CC: Como foi pesquisar o próprio pai?
Anita: Pesquisei
a vida política dele e também o Partido Comunista Brasileiro (PCB),
pois se entrelaçam. Tive que estudar profundamente a história do Brasil
no século XX e relacionar com a história mundial. Foram 11 livros
publicados em diferentes períodos. Nesses
últimos anos parti para escrever a biografia propriamente dita. No meu
trabalho, a banca examinadora da minha tese de doutorado reconheceu que
eu tinha conseguido alcançar objetividade. Fui criada na minha família
sem mitificar o meu pai.
CC: Que pontos são essenciais para compreender a vida política de Prestes?
Anita: A
preocupação de Prestes, desde muito jovem na Escola Militar, foi com os
subordinados dele, o que não era comum. O que imperava no Exército era a
violência, os castigos corporais por parte dos oficiais, extremamente
autoritários e elitistas. Ele tinha a preocupação que os soldados
estudassem, queria uma vida digna para eles.
No
Rio de Janeiro ele criou três escolas: uma de alfabetização, outra para
soldados e outra para sargento. Ele mesmo era o professor e dava aulas.

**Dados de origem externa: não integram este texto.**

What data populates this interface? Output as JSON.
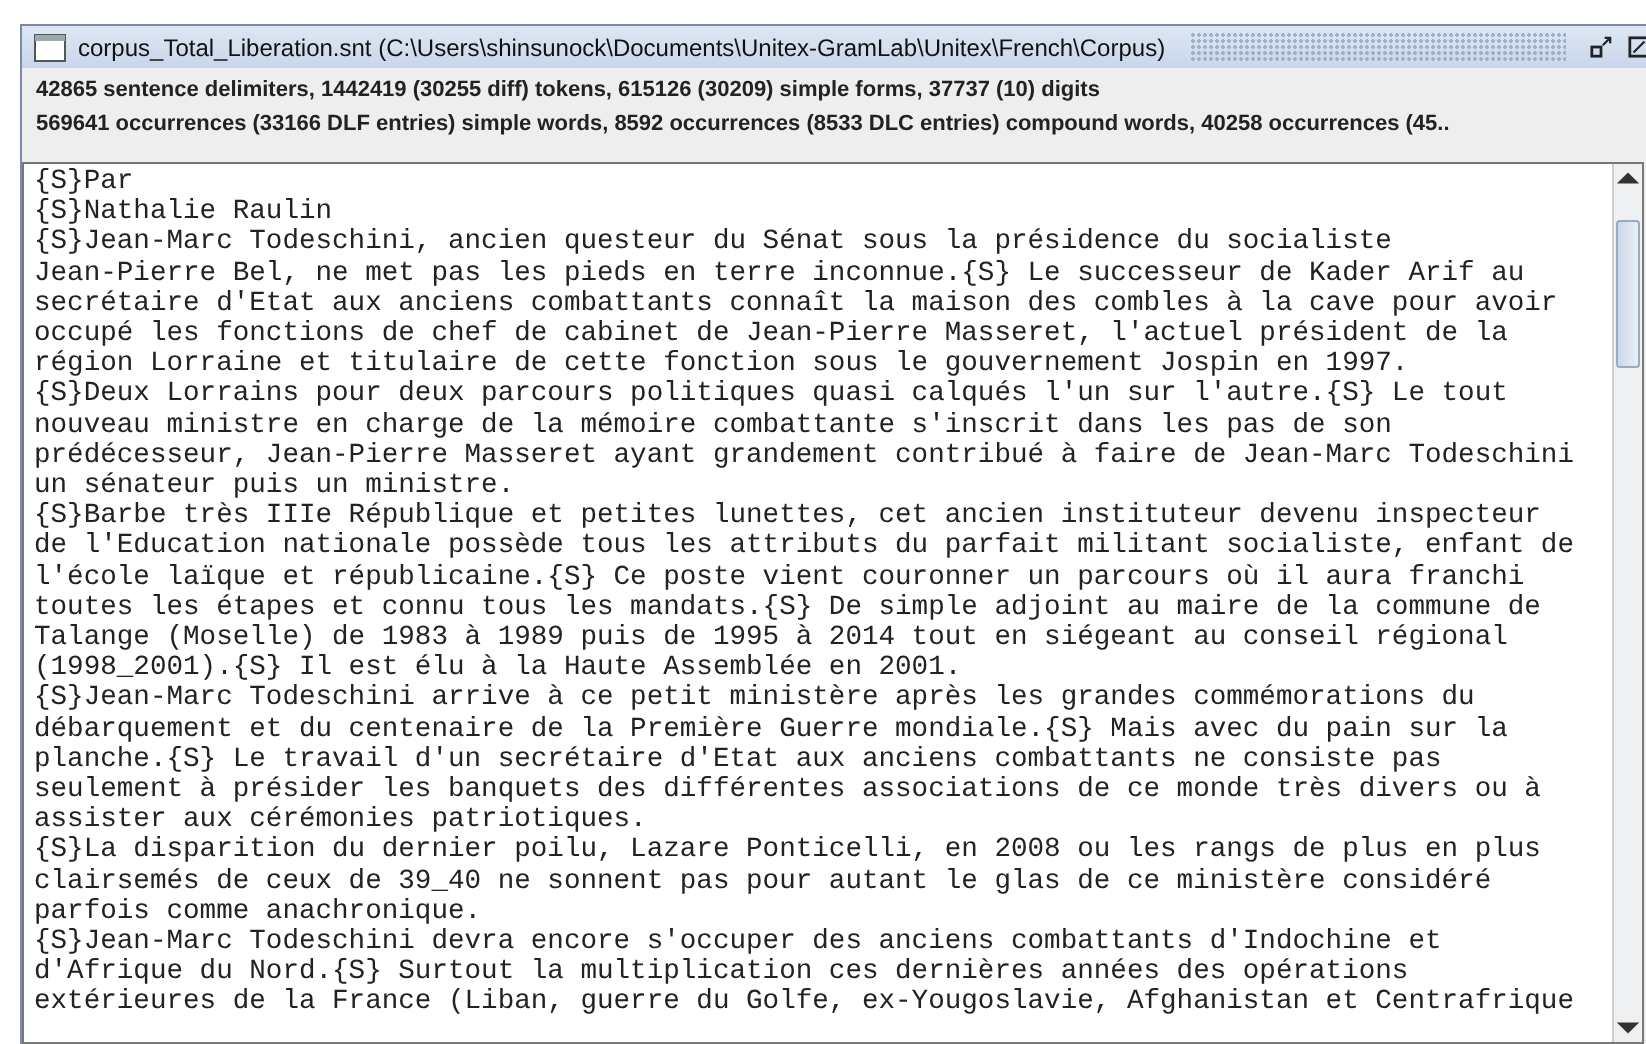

Ninguém fazia isso no Exercito na época. Quando ele foi transferido
para o Rio Grande do Sul fez a mesma coisa, tanto que isso foi muito
importante na preparação até do levante da Coluna Prestes.
CC: No
livro você detalha como surgiu o movimento tenentista nos anos 1920, o
qual pretendeu, entre outras coisas, tirar do poder o presidente Artur
Bernardes, que representava exclusivamente a oligarquia brasileira. A
partir daí foi formada a Coluna Prestes...
Anita: A
palavra de ordem do movimento tenentista era o voto secreto, pois a
eleição no Brasil era totalmente fraudada. Quando Prestes participou da
Coluna, na medida em que ele conheceu o interior do Brasil, se convenceu
de que aquele programa não ia resolver os problemas do país, pois a
miséria era assustadora.
Ele
achou que era preciso encontrar uma solução. Encerrou a Coluna e foi
para o exterior. Primeiro ficou um ano na Bolívia, depois foi para
Buenos Aires, o grande centro do movimento comunista. Veio ao Brasil
para dois encontros muito rápidos, por insistência dos tenentes que
queriam que ele apoiasse o Getúlio Vargas.
Era
muito duro para ele não conseguir convencer os colegas para suas
posições comunistas. Ele veio com o objetivo de desmascarar Getúlio,
mostrar que ele não queria fazer revolução nenhuma, mas Getúlio era
muito hábil, prometeu até armas e dinheiro para o movimento.
CC: Como está no livro, Prestes deixou claras suas posições para Getúlio e este fingiu concordar?
Anita: Exatamente.
Prestes ficou isolado, um general sem soldado. Os tenentes aderiram ao
movimento liberal, depois se tornam marionetes. Alguns até viraram
marechais, ministros de Getúlio e até da Ditadura após 1964.
CC: Essa constatação do Prestes sobre as necessidades do povo foram a semente para o que ele se tornou dali em diante?
Anita: Ele
chegou à conclusão que não era possível assistir tudo aquilo e ficar de
braços cruzados. A partir daí, estudou o marxismo e constatou que a
teoria permitiria realizar essa transformação. Essa ruptura que ele faz
em 1930 com os tenentes é algo que as classes dominantes do Brasil nunca
perdoaram.
Foi um momento
em que o Prestes saltou sobre a trincheira da luta de classes,
abandonou qualquer possibilidade de ser uma liderança a serviço da
classe dominante, e se colocou ao lado dos trabalhadores, dos
explorados. Ele nunca quis voltar para o Exército, tinha uma avaliação
muito negativa e nunca aceitou a Anistia. Prestes encerrou a carreira de
militar e passou a ser um político revolucionário.